麦家新作《人生海海》中国式罗生门或救赎

麦嘉的新书《生命之海》(北京十月文艺出版社)让我恍惚地看到了《罗生门》叙事的影子。众所周知,《罗生门》不仅仅是一部文学作品。他的写作风格和表达方式关系到生活环境,尤其是个人的荣辱利益。人们会编造各种谎言来伪装自己,使真相模糊不清。在《生命之海》(Sea of Life)中,洗刷父亲“罪行”的爷爷,对拒绝原谅爷爷的上校忠心耿耿的父亲,忠诚但奸诈的老保安局长,狡猾的小瞎子,对生命感到遗憾的林阿姨,以及被怀疑从自己利益的角度观察并最终“理解”的“我”,也分别定位了一个曾经是国民党特工、军医、朝鲜战场以及多重身份组合的人,给他自己的头衔:上校或太监,反映了他心中不同的形象。

从作者的写作语调和自我描述可以清楚地看出,人们可以重新获得他们的自然善良甚至同情心,并与“上校”类型的人物及其附属信息——故乡达成和解。在这种和解背后,作家和他们的同类人内心是否有更深的不安?

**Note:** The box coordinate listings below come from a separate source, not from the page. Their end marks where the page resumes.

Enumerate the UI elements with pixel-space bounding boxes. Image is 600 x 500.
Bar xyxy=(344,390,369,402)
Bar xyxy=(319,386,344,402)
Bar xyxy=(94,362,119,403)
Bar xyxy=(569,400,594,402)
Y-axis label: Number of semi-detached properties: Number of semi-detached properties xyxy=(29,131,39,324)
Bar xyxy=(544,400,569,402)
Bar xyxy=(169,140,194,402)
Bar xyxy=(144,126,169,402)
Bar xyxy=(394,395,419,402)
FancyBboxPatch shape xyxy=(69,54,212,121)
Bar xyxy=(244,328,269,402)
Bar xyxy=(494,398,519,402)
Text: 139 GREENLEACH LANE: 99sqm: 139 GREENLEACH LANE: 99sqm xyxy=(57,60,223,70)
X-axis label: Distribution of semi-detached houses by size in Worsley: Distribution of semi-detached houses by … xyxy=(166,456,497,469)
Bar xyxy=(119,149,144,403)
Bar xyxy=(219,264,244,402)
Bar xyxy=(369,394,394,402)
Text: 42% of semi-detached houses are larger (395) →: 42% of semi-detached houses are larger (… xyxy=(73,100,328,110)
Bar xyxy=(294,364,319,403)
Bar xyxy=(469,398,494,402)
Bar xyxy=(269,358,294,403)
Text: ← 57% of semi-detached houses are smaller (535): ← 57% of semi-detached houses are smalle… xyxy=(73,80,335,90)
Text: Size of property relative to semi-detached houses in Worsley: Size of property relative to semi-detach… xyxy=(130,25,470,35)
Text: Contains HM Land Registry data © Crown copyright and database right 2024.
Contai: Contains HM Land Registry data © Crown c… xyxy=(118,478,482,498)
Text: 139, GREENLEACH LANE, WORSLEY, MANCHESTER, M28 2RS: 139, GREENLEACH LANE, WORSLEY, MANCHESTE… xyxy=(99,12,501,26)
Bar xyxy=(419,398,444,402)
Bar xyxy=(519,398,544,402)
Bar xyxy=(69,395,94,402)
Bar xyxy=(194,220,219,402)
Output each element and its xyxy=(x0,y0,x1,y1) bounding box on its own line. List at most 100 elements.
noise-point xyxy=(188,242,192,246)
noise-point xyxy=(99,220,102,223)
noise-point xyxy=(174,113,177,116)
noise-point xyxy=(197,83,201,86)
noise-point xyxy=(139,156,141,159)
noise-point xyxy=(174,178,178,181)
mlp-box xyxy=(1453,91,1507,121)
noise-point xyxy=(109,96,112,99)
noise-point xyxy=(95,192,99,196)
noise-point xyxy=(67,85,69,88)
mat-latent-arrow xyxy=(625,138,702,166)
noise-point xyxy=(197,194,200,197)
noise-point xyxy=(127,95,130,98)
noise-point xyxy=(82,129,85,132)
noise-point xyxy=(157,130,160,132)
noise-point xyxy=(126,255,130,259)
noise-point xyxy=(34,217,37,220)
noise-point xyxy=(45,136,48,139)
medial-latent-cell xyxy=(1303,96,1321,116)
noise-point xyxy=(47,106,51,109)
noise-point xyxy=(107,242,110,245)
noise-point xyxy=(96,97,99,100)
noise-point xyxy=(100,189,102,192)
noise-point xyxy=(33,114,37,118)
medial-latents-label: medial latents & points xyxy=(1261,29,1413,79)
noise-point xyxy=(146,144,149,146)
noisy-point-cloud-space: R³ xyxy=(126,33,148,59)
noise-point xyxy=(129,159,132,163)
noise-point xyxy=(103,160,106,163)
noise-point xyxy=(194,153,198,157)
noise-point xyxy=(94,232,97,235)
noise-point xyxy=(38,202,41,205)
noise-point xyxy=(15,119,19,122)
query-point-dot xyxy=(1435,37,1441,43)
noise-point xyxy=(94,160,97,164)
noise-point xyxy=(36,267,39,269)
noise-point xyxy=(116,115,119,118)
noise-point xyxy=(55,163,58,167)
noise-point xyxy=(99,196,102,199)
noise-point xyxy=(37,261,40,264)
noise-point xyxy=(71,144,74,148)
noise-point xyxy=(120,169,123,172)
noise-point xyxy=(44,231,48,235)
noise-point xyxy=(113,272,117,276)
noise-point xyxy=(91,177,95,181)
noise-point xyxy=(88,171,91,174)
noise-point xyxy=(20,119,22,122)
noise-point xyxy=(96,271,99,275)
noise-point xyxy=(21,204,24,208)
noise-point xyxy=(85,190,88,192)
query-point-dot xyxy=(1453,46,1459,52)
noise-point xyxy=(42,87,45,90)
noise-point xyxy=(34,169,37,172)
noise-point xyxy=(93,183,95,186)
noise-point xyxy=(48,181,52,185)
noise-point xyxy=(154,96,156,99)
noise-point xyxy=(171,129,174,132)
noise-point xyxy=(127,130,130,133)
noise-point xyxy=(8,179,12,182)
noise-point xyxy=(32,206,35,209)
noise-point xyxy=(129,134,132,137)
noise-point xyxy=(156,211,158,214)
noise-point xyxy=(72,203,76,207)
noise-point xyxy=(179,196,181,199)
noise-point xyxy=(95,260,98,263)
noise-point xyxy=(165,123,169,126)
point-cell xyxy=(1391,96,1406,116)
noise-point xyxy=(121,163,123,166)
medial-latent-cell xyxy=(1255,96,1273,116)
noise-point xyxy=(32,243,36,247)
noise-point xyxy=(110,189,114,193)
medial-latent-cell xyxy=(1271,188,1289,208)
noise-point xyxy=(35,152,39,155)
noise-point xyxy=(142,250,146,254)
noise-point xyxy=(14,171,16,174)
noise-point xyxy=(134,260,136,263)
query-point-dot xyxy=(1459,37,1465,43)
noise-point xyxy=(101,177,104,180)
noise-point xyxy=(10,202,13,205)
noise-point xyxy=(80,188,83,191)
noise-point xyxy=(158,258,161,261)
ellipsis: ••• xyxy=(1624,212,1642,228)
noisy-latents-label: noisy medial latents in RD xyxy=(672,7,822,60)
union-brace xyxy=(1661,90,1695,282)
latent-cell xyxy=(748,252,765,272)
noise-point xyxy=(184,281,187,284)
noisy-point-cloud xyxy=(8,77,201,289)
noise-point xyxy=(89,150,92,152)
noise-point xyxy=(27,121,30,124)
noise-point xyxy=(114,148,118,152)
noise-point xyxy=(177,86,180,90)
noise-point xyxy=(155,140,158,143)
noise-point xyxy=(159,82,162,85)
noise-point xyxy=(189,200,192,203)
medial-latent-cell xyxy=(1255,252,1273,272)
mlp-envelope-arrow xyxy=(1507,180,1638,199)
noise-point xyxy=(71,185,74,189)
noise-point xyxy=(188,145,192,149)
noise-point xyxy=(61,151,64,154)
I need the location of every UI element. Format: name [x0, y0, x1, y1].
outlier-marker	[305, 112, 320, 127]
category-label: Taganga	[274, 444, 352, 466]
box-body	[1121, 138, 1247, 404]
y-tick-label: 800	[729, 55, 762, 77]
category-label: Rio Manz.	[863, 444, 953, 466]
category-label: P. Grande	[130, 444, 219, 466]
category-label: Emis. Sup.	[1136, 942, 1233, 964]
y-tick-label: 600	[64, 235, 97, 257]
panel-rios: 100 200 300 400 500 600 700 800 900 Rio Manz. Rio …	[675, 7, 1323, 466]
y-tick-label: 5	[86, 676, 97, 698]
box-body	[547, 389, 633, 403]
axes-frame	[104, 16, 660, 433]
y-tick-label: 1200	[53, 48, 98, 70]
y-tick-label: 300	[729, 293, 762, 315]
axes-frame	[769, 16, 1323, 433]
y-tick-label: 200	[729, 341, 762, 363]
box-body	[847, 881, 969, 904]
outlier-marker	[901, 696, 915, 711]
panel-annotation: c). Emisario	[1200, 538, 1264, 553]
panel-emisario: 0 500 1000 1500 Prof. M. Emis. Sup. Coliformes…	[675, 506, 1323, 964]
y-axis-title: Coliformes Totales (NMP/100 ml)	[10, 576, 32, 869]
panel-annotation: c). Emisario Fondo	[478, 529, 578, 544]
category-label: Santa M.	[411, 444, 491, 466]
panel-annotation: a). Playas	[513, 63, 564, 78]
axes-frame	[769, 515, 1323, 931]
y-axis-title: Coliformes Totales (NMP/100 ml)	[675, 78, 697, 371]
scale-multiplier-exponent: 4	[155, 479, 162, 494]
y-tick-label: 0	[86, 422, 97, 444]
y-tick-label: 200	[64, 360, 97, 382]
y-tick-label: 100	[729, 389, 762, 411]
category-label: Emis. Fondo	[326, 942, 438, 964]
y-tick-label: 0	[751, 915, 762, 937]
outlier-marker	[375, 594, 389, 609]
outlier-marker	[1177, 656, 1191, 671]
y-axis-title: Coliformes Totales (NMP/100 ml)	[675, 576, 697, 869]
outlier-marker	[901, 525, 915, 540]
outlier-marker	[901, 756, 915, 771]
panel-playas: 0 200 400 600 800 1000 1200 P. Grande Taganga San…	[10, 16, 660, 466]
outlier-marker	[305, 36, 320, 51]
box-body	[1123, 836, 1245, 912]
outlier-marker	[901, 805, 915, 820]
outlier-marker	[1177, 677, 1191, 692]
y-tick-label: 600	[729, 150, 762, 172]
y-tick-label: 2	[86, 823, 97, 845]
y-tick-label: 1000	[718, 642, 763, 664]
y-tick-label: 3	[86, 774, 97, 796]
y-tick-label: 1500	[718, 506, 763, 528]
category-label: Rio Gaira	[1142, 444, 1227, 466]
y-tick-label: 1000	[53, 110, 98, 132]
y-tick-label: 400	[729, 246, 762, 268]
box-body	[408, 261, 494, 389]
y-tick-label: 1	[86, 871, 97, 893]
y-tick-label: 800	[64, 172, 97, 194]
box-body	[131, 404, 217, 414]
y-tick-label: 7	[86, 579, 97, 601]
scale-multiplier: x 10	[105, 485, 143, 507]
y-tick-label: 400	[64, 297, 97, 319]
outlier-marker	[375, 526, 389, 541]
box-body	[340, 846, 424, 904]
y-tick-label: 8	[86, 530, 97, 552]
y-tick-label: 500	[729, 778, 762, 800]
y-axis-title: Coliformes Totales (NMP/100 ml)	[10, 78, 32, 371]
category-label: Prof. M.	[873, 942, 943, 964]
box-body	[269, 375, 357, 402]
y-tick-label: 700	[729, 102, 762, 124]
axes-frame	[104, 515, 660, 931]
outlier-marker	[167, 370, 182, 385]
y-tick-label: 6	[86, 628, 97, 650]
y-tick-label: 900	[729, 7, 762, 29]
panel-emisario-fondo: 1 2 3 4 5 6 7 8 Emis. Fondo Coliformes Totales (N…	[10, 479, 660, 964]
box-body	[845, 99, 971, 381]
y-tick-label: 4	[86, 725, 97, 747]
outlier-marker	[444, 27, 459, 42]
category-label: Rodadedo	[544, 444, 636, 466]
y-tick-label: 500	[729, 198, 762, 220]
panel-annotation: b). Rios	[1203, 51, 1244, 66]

焦虑就像监狱。我们,谁不能走出心灵的监狱,将永远徘徊在上帝为我们设置的场景,不会被释放。这不是上帝的安排,而是我们自己的安排。作者只是把这种生活场景设置得密集而尖锐,从而使我们生活中那些被时间冲淡的丑陋和高贵在被压缩的时间和空间中放大和澄清。从这个角度出发,作者用罗生门的形式带读者游览真正的罗生门:世界和地狱的边界。

如果说麦嘉小说中的“阴谋反对”、“风”和“解密”是对甲方、乙方甚至丙方的扼杀,而这种解释是一场智慧的心理战争,那么“生命之海”就向我们展示了召唤我们沉睡在内心的密码和暗号,或者用暗号隐藏在内心。上校身体上的字符串是解密的关键。任何关于生存和尊严的“流言蜚语”都会被“我”见证,并被绑架来唤醒。

“上校”的原型是一个捡粪的老人,他11岁时就住在作者的心里。这个男人缺席的证据是麦家族写作的动力。可以说这是对以男人和男人为代表的家乡的忏悔吗?我不知道。

然而,有一点可以解释,一个人的痛苦点燃了作者年轻的心,成为童年的创伤。如果童年是一个人生命和伊甸园的开始,很明显,这个失去了男性特征和与他相关的每一个不幸的人也导致作者以一种不幸的方式游荡在伊甸园之外。童年的“非小说”似乎是植入作者脑海的“黑暗之光”。上述学校、高级安全官员、爷爷、父亲、小盲人、林阿姨和其他人是描绘那些平凡的人的载体,这些人总是在我们周围,束缚在我们心中,不被文明所接受,但为了生存必须成为世俗化的阴影。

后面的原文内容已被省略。